I noticed Jack and Grace were the most popular baby names last year. You can easily check up on the CSO Visual to find out where your own name featured with newly born babies in 2023. I checked mine. In 2023 ‘Denis’ was ranked 224 of all baby boys recorded in Ireland; in total 20 baby boys were given the name Denis. I ran the check for the three who accompanied Jesus up Tabor Mountain in today’s gospel – Peter, James and John. James ranks the third most popular boys name, and that’s a consistent trend over the last few years. John is further back at 31, while Peter comes in at 130, all well ahead of Denis!

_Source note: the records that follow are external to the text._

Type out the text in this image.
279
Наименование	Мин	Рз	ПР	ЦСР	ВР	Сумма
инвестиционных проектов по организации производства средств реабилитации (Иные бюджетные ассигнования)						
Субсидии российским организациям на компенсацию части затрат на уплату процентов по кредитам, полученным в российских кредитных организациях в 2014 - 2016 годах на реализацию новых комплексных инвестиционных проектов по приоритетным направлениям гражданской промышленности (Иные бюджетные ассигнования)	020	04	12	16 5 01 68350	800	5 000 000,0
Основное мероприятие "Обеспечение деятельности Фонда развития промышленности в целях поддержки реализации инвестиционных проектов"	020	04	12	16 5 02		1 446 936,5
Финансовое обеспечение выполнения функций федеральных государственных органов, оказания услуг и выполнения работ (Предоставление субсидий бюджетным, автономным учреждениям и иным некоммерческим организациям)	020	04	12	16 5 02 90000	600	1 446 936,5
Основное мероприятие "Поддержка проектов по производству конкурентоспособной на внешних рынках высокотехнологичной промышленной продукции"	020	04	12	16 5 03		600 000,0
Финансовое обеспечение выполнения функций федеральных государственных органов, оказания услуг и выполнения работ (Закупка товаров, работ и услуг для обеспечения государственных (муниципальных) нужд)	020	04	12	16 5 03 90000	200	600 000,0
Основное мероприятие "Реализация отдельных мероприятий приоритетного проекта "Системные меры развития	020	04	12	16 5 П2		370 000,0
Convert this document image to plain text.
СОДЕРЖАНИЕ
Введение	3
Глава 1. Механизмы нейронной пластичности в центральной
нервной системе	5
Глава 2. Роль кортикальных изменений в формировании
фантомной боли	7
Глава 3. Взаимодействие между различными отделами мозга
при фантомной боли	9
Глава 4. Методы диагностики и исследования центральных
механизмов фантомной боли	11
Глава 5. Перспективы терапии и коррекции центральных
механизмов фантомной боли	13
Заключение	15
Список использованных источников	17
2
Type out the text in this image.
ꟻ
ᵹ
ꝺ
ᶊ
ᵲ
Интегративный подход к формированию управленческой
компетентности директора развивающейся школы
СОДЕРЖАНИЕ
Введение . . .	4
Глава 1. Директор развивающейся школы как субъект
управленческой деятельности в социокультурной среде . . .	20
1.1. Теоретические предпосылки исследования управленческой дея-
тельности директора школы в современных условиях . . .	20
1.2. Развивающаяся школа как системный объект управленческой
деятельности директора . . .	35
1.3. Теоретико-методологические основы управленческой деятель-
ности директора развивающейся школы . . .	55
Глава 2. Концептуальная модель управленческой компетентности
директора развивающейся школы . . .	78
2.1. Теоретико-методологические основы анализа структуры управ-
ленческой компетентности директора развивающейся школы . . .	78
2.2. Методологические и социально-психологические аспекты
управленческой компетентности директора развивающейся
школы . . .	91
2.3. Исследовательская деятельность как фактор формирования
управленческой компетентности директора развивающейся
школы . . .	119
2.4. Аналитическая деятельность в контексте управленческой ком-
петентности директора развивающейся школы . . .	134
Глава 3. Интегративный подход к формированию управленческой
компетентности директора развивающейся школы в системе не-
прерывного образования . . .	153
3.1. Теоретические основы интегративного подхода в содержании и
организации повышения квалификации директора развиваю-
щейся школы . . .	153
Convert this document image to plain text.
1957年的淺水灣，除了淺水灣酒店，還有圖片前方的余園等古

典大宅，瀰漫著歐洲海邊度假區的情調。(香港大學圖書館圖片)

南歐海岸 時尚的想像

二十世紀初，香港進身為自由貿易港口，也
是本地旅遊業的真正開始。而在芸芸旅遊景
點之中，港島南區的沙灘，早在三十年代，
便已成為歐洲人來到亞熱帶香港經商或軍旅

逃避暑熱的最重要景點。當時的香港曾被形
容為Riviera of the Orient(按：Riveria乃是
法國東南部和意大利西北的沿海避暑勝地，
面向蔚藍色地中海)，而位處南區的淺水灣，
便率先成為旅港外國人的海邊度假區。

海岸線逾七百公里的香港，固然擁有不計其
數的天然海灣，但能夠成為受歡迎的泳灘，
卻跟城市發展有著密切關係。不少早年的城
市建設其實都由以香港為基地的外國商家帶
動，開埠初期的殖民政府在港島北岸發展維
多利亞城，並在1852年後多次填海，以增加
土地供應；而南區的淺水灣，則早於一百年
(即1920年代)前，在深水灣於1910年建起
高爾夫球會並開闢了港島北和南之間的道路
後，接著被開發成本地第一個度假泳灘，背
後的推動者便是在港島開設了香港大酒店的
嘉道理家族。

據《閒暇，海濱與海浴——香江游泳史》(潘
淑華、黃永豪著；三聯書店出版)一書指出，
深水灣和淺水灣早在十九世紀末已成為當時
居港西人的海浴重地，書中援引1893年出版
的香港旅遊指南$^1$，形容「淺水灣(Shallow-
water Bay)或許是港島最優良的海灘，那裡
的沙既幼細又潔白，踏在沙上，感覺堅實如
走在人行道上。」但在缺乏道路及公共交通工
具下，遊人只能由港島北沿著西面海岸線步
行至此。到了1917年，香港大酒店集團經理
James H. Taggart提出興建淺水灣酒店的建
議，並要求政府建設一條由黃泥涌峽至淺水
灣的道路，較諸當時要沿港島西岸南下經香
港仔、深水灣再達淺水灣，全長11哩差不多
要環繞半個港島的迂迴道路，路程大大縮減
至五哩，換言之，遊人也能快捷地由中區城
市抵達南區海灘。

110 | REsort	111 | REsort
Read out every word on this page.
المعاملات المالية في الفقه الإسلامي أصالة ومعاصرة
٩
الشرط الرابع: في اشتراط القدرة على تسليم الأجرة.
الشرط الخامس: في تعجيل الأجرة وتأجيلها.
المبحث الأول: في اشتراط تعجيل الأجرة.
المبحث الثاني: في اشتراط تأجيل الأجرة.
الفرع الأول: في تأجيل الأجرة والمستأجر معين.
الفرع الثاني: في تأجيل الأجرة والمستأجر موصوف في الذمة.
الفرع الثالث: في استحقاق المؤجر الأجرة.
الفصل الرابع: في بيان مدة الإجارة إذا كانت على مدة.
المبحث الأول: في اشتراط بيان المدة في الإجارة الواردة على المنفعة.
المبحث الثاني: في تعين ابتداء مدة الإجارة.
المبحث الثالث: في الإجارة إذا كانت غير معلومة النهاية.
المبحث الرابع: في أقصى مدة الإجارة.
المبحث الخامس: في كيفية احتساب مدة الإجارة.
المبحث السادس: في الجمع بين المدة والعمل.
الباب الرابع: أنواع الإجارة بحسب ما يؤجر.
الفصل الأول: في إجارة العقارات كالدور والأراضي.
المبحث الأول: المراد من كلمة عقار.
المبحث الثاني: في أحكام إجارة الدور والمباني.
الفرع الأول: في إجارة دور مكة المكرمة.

The context for today’s gospel is that the three disciples were feeling demoralised and fearful about talk of Jesus’ imminent death; perhaps they felt that the goal they had been working towards was not the goal of which Jesus was now talking. Maybe like ourselves they had slumped a little. And while we might turn to a therapist or coach, they turned to Jesus and he brought them up a high mountain to see things from a new, broader perspective. The moment of glory they visualised, while not being able to capture it by erecting tents, its memory would sustain them for tougher times ahead. And they too, in time, would embolden their even more deflated colleagues who were not part of that Transfiguration experience.

Safeguarding Sunday is about putting children, young people, vulnerable adults at the heart of parish life and its activities. It is an opportunity to acknowledge the many who serve in the ministry of safeguarding across our many parishes. Safeguarding, as the Diocesan Review by the National Board attested to in their report is very much embedded into all our parish activities. Youth activities are critical for the life of our parishes. To those preparing for Confirmation from Baltinglass, Stratford and Grangecon, (hands up!) I encourage you all to get involved in your local parish – become an altar server, sing in a choir or whatever might keep you engaged in your local parish to allow you to deepen your understanding of faith. Safeguarding in its proper understanding is not about having no activities and therefore no risks but having plenty of activities, properly supervised and organised. Our parishes are safe places for young people, in ways the parish is like an extension of the family.

Family is very important to us. On March 8th, Friday week, we will asked to vote on two referendums, one deals with ‘family’; the second with ‘care’. The family, based on the exclusive, life-long and life-giving public commitment of marriage, is the foundational cell of society and essential to the common good. The reality of the family corresponds to the unchanging plan of God for humanity. Of course there are families in all our parishes which are not founded on marriage. Pope Francis speaks of the “challenging mosaic made up of many different realities”. While marriage entails a public and legal commitment, the term ‘durable relationship’ is shrouded in legal uncertainty and open to wide interpretation. Various commentators have suggested that such a term risks leading to unforeseen and unintended consequences.

The second referendum addresses ‘care’. Contrary to recent commentary, the present constitutional provision emphatically does not state that a “woman’s place is in the home”, neither does it excuse men of their duties to the home and family. Is it reasonable to ask what benefit is it to Irish society to delete terms such as ‘woman’, ‘mother’ and ‘home’ from the Constitution? The State has failed to financially acknowledge tole of women in the home; once again there is no indication that there will be provision for the adequate financial remuneration of carers. The proposed term ‘strive to support’ seems to weaken any State constitutional responsibility.

I cannot emphasise more strongly how important it is to exercise our democratic right and vote. We can pride ourselves in a country that guarantees that freedom to vote. The longer version of the Bishop’s Statement will be available on KandLe and all other platforms.